My name is Kathy Santamaria Mendez, and I am a Salvadoran-Honduran immigrant in the United States. I came to the United States with my family from El Salvador when I was two years old, originally as tourists, but life had other plans for us, and we ended up staying in the United States permanently. Even though I grew up in the United States and consider this country my home, I always grew up knowing that I am also a foreigner to this land, and even more complicated, that I am also a foreigner to El Salvador because I did not grow up there, and that has caused a disconnect with my roots. This complex situation of not feeling like you completely belong to any country is a daily experience for thousands of immigrants in the United States, many of whom came to the United States as young children and have known no other country. Each immigrant experience is different, and while I do not hope to use my experience to speak for all immigrants, I do hope to use my experience, and the experiences of loved ones, to shed light on a critical issue that has impacted my family, my friends, and many other community members around me—it is also one of the issues that pushed me to seek a career in law.

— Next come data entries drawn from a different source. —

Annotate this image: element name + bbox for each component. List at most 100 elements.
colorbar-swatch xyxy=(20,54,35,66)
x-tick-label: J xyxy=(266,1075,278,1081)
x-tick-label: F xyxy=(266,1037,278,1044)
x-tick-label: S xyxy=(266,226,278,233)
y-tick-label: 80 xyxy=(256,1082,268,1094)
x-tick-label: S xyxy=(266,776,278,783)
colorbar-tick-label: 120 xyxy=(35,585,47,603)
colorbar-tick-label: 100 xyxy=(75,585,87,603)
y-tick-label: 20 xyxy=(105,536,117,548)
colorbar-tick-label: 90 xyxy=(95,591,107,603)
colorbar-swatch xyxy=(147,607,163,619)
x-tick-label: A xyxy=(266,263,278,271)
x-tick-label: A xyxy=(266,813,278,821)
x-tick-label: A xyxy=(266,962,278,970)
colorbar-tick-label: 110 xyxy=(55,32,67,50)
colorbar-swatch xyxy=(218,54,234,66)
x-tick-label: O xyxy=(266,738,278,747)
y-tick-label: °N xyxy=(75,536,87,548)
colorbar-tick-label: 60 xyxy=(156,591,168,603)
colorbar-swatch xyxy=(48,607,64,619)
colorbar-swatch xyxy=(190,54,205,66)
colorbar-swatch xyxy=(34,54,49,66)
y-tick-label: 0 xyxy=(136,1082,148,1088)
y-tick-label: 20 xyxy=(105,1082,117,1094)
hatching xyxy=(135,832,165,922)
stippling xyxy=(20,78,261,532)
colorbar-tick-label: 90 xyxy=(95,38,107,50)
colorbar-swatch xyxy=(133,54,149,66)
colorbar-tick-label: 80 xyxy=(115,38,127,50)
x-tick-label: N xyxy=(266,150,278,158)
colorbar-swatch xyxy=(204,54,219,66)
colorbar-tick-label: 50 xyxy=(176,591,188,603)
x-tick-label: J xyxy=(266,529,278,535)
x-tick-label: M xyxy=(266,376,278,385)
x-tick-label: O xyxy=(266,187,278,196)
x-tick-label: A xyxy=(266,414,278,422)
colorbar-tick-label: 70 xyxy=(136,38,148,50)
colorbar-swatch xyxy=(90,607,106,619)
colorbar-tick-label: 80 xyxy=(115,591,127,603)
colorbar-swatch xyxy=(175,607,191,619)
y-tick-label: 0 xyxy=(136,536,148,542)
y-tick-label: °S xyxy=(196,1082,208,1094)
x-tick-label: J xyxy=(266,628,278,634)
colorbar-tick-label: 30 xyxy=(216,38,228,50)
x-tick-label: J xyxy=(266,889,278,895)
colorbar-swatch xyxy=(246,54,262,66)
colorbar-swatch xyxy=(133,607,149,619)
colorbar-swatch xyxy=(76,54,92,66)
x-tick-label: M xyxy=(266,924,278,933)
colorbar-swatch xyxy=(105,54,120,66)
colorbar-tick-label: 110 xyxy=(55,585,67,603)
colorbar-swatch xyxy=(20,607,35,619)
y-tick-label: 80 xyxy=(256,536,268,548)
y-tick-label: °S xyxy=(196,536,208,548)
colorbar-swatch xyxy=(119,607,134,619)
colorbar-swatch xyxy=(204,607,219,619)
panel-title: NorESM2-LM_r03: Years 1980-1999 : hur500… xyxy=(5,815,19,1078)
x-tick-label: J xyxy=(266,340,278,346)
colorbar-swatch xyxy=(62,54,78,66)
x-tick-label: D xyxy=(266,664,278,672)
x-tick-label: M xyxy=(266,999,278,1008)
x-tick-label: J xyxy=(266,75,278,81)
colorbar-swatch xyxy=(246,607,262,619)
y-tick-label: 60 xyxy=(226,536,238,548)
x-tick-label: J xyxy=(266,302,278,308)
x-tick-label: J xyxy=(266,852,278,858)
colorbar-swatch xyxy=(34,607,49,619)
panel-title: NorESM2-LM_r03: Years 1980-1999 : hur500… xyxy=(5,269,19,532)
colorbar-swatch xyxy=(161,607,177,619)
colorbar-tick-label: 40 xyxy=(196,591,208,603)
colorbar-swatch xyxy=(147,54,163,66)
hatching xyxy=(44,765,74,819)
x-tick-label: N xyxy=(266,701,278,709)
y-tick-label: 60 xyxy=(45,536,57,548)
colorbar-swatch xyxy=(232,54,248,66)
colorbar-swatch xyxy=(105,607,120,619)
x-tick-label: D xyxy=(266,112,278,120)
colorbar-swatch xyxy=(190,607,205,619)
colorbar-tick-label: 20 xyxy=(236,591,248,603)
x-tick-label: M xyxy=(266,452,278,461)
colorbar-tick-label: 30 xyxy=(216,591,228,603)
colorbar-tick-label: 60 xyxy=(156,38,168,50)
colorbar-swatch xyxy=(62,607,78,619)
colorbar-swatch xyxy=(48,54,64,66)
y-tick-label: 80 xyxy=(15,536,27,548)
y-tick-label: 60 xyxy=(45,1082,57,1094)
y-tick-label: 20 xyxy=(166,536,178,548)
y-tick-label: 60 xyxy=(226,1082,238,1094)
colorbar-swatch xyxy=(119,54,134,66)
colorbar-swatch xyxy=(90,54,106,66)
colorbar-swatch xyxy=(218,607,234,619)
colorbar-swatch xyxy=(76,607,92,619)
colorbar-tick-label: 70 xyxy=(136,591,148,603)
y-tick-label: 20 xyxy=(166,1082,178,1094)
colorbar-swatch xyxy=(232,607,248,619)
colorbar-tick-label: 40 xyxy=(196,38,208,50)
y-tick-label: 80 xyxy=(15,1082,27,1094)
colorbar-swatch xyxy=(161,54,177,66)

This paper will discuss the problems that arise when a noncitizen finds themselves in a situation where a criminal law violation could lead them to a life-altering consequence of being removed from the United States. This is a reality that many immigrants face yearly, even those that, like me, grew up in the United States and know no other home. I believe our immigration system needs deep reform and that noncitizens deserve better. I have seen these issues far too often in my personal life, such as when my uncle was removed from the United States after unknowingly pleading guilty to theft, which led to his removal and the separation of a family. Other times include my friends who are living in the United States with temporary protection and have had this protection stripped away because they plead guilty to charges with no assistance from an attorney that could have advised them differently. I hope to bring awareness to this issue—among the many other issues in immigration law—and push other community members to also challenge and demand a change in immigration policy.

Whenever facing the possibility of becoming a defendant in a criminal case, most people are made aware of their Sixth Amendment right to counsel, which is meant to serve as a protection to the rights and freedoms guaranteed to us by The United States Constitution. The Sixth Amendment’s Right to Counsel Clause states that “[i]n all criminal prosecutions, the accused shall enjoy the right to…have the Assistance of Counsel for his defence [sic].”

Since the 1930s, the U.S. Supreme Court has both expanded and limited the Sixth Amendment’s Right to Counsel Clause, with the final interpretation occurring in Scott v. Illinois, where the Court found that this right applies only to those in criminal proceedings where there is a possibility of incarceration. In Scott’s dissent, the dissenting judges pointed out that using this standard, “denies the right to counsel in criminal prosecutions to accuseds [sic] who suffer the severe consequences of prosecution other than imprisonment.” One of the severe consequences faced by many in criminal proceedings is the possibility of deportation.

When Scott was decided in 1979, there were fewer offenses that triggered deportation, those grounds have drastically changed and expanded through the passing of the Illegal Immigration Reform and Immigrant Responsibility Act of 1996 (IIRAIRA, or “the Act”) and now includes more grounds of deportability than ever before. With these drastic changes and the negative effects courts were seeing for noncitizen criminal defendants, the Supreme Court of the United States decided in Padilla v. Kentucky that deportation is a “penalty” intimately intertwined with criminal convictions even if it is carried out by a different governmental agency.

This paper breaks down immigration law and its connection with criminal law and argues why the Sixth Amendment right to counsel should attach to all misdemeanor cases even if the charge does not include a possibility of incarceration for noncitizen defendants. By taking the holding in Padilla, this paper will examine how guaranteeing the right to counsel in all misdemeanor cases will ensure that noncitizen criminal defendants’ constitutional rights to liberty are protected.